Additional credits do not increase your Social Security benefits.
However – and this is important – “the average of your earnings during your working years, and not the total number of credits you earn, determines the amount of your monthly payment when you receive benefits”, according to the Social Security Administration.
Asked in an April Gallup poll, 55% of retirees said they rely on Social Security as their main source of income.
You can find a way to not report all of your income – get paid in cash or ask customers to characterize a transaction as a personal payment on an app. Just know that not reporting it could result in a lower benefit when you retire.
“Make sure you’re getting the most Social Security benefits you can in retirement,” Bronnenkant said.
This may affect contributions to tax-advantaged retirement accounts
A freelance worker an individual can contribute up to 20% of company net income, or up to $61,000, to a simplified employee retirement IRA for 2022, Bronnenkant noted. SEP IRA contribution limits increase to $66,000 in 2023.
“The more earned income you have, the more you can contribute,” Bronnenkant said.
You could miss tax breaks
Several tax benefits are only available to people with earned income, including the Earned Income Tax Credit and the Child Care Credit (credit for child care and dependent care expenses ), Smith said.
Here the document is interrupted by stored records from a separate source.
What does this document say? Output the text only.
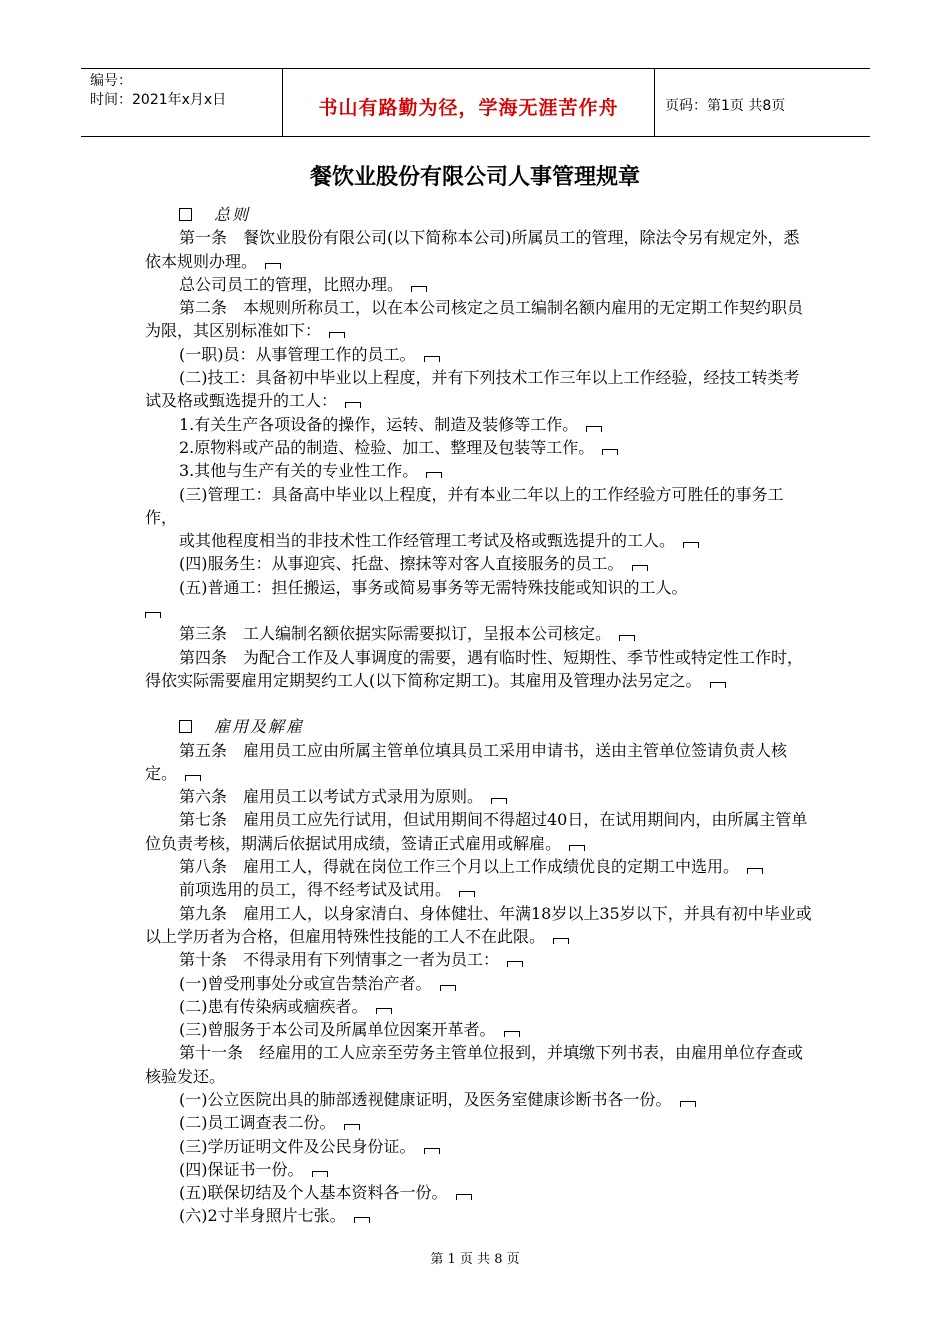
编号：
时间：2021年x月x日	书山有路勤为径，学海无涯苦作舟	页码：第1页 共8页
餐饮业股份有限公司人事管理规章

总则

第一条　餐饮业股份有限公司(以下简称本公司)所属员工的管理，除法令另有规定外，悉依本规则办理。

总公司员工的管理，比照办理。

第二条　本规则所称员工，以在本公司核定之员工编制名额内雇用的无定期工作契约职员为限，其区别标准如下：

(一职)员：从事管理工作的员工。

(二)技工：具备初中毕业以上程度，并有下列技术工作三年以上工作经验，经技工转类考试及格或甄选提升的工人：

1.有关生产各项设备的操作，运转、制造及装修等工作。

2.原物料或产品的制造、检验、加工、整理及包装等工作。

3.其他与生产有关的专业性工作。

(三)管理工：具备高中毕业以上程度，并有本业二年以上的工作经验方可胜任的事务工作，

或其他程度相当的非技术性工作经管理工考试及格或甄选提升的工人。

(四)服务生：从事迎宾、托盘、擦抹等对客人直接服务的员工。

(五)普通工：担任搬运，事务或简易事务等无需特殊技能或知识的工人。

第三条　工人编制名额依据实际需要拟订，呈报本公司核定。

第四条　为配合工作及人事调度的需要，遇有临时性、短期性、季节性或特定性工作时，得依实际需要雇用定期契约工人(以下简称定期工)。其雇用及管理办法另定之。

雇用及解雇

第五条　雇用员工应由所属主管单位填具员工采用申请书，送由主管单位签请负责人核定。

第六条　雇用员工以考试方式录用为原则。

第七条　雇用员工应先行试用，但试用期间不得超过40日，在试用期间内，由所属主管单位负责考核，期满后依据试用成绩，签请正式雇用或解雇。

第八条　雇用工人，得就在岗位工作三个月以上工作成绩优良的定期工中选用。

前项选用的员工，得不经考试及试用。

第九条　雇用工人，以身家清白、身体健壮、年满18岁以上35岁以下，并具有初中毕业或以上学历者为合格，但雇用特殊性技能的工人不在此限。

第十条　不得录用有下列情事之一者为员工：

(一)曾受刑事处分或宣告禁治产者。

(二)患有传染病或痼疾者。

(三)曾服务于本公司及所属单位因案开革者。

第十一条　经雇用的工人应亲至劳务主管单位报到，并填缴下列书表，由雇用单位存查或核验发还。

(一)公立医院出具的肺部透视健康证明，及医务室健康诊断书各一份。

(二)员工调查表二份。

(三)学历证明文件及公民身份证。

(四)保证书一份。

(五)联保切结及个人基本资料各一份。

(六)2寸半身照片七张。

第 1 页 共 8 页
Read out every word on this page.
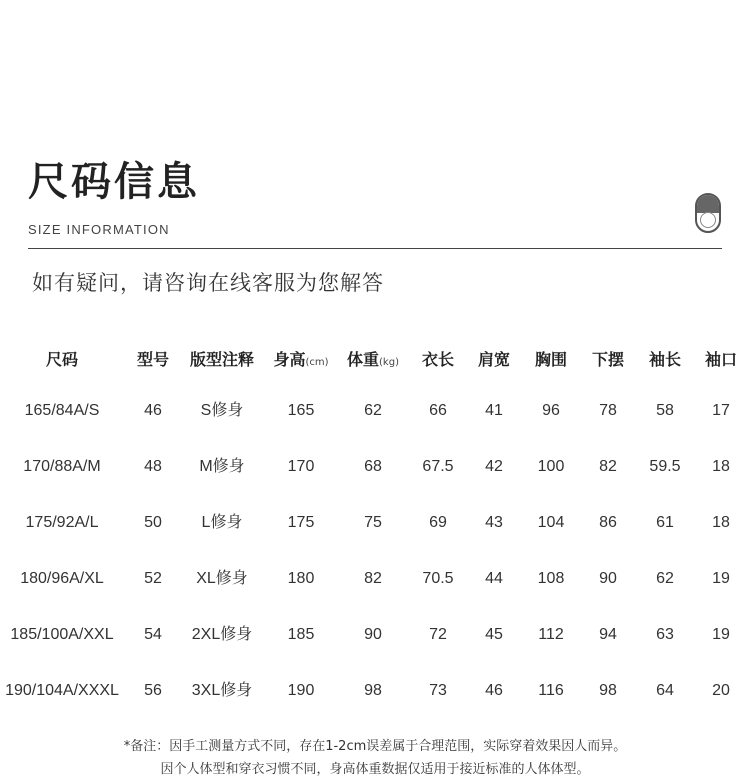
尺码信息
SIZE INFORMATION
如有疑问，请咨询在线客服为您解答
尺码	型号 版型注释 身高(cm) 体重(kg) 衣长 肩宽 胸围 下摆 袖长 袖口
165/84A/S	46 S修身	165	62	66 41 96 78 58 17
170/88A/M	48 M修身	170	68	67.5 42 100 82 59.5 18
175/92A/L	50 L修身	175	75	69 43 104 86 61 18
180/96A/XL	52 XL修身 180	82	70.5 44 108 90 62 19
185/100A/XXL 54 2XL修身 185	90	72 45 112 94 63 19
190/104A/XXXL 56 3XL修身 190	98	73 46 116 98 64 20
*备注：因手工测量方式不同，存在1-2cm误差属于合理范围，实际穿着效果因人而异。
因个人体型和穿衣习惯不同，身高体重数据仅适用于接近标准的人体体型。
Your income is taken into account in the amount of your loan
Are you looking to buy a house?
In addition to looking at your credit history, lenders generally want to see at least a two-year history of tax returns to verify your income. If you have understated it, it could affect the loan amount and your ability to qualify for a favorable interest rate.
“Loan providers want to see copies of your tax returns, and if you understate your income, you’re hurting yourself because you’re not really showing all of your income,” Bronnenkant said.